Good Writing Is Not a Luxury

Imagine, if you will, opening up a Bible for the first time.  You turn to the gospels, and you read: “ok ther wuz this chick adn she wuz all omgz wut baby???!!! srsly i dont even!!1!!1!!!”

Impressed, aren’t you?  Ready to sell all that you own and go follow the one who could inspire such words?

Or maybe not. 

Just imagine if, like so many today, the Evangelists had been unable to express themselves in the written word.  Yes, they were inspired by the Holy Spirit—but we’re not talking about auto writing here.  They went into the project with some skill, some ability to write complete sentences and coherent paragraphs, and to put across the facts of a story—some with mere competence, some with style—when it really mattered. 

Well, it still matters today.  It’s very important for Catholics to learn how to write.  At least, if they are going to write, they need to learn how to do it competently.  People form their opinions of our faith based, at least in part, on what they see online—and that means the written word, in articles, but especially in blog posts, and maybe most especially in the comment box.

As far as I can tell, people who readily self-identify as Catholics tend to be among the more literate of those with a public writing voice.  When our local newspaper runs a story about, for instance, priests or abortion, 90% of the comments are the typical chorus of unpunctuated, misspelled, stream-of-consciousness regurgitation of whatever last fell out of Keith Olbermann’s head.  Two percent of the commenters are educated, articulate people who despise the Church.  Two percent are blathering, hate-mongering Catholics who apparently own neither a Bible nor a dictionary. 

And six percent are calm, articulate Catholics who patiently explain the larger idea behind the Church’s teaching on a particular issue.  With complete sentences.  And punctuation.  And a main idea.

And this is what we need more of.  And it’s not going to happen if someone doesn’t teach the coming generations to do it.

When my children reach college age, we’ll have plenty of questions for prospective schools—and near the top of the list will be, “Do you make your students write a lot?”  I’m dismayed by how many otherwise excellent schools don’t seem to require regular composition.  I’m guessing this is because college professors can only ask so much from kids who are barely able to form complete sentences, or even complete words—and they can’t make up for what the high schools and elementary schools never taught.

Still, I would think long and hard before sending my kids to a school that didn’t value writing very highly, no matter what the major.  Good, clear writing is not just for academic types.  Ever been discharged from a hospital with instructions from a nurse who had no idea how to put across a simple idea?  Ever tried to put together an appliance according to instructions written by a semi-literate engineer?  Ever heard pro-lifers defended by someone with the best intentions and the purest soul, but no capacity for putting abstract thoughts into writing? 

It’s a disaster.  Next thing you know, you have an infected knee, a vacuum cleaner that blows instead of sucks, and a secular public who thinks the Church has no particular reason for teaching what it does, other than a vaguely hysterical nostalgia for the 1950’s.  Clear writing isn’t a luxury, it’s a necessity.  It’s not enough to have good intentions, to understand ideas ourselves, or even to be intelligent - we must be able to put these ideas across.
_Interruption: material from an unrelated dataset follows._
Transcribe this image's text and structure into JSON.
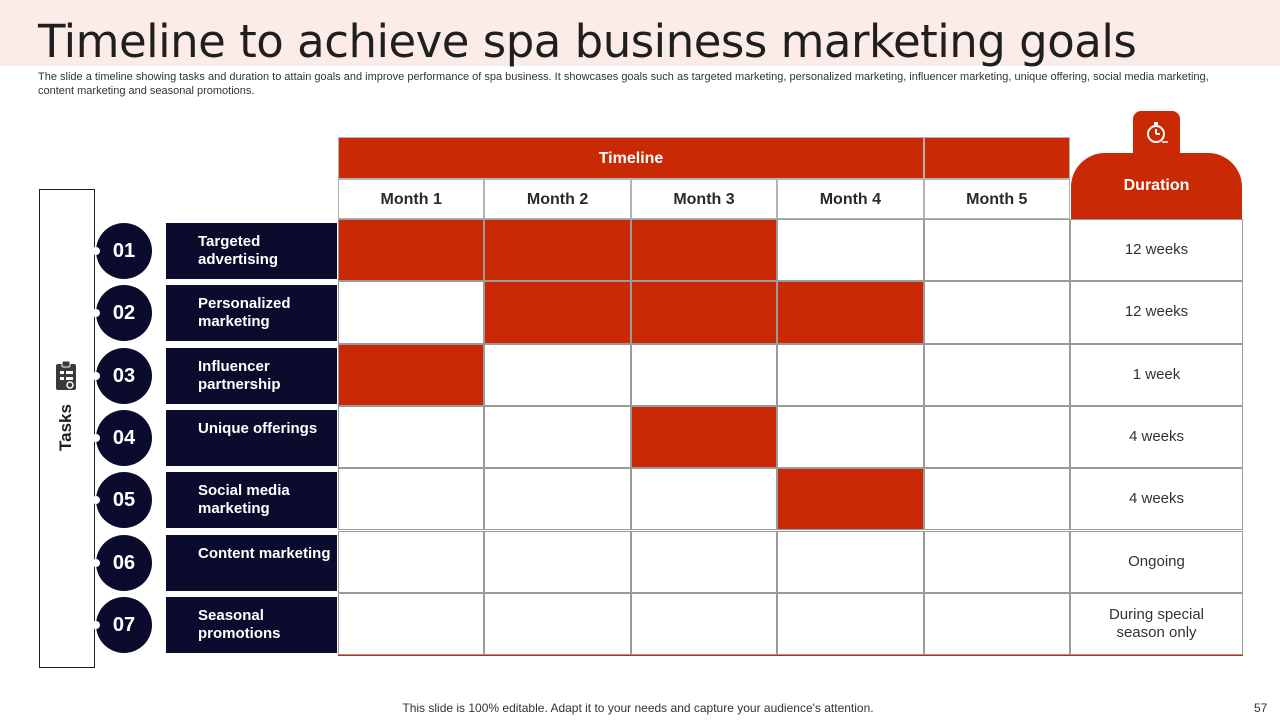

I’m not saying that everyone needs to be a scholar (John the Evangelist wasn’t).  I’m not even saying that everyone needs to be a good writer.  Heck, I don’t even think that converts are made through comment boxes:  when we’re showing the world what our Faith is like, the best way to do that is through our behavior, not our logical prowess.

And yet. 

In the beginning was the Word.  And in the beginning of the Church was the written word.  Let’s keep that going.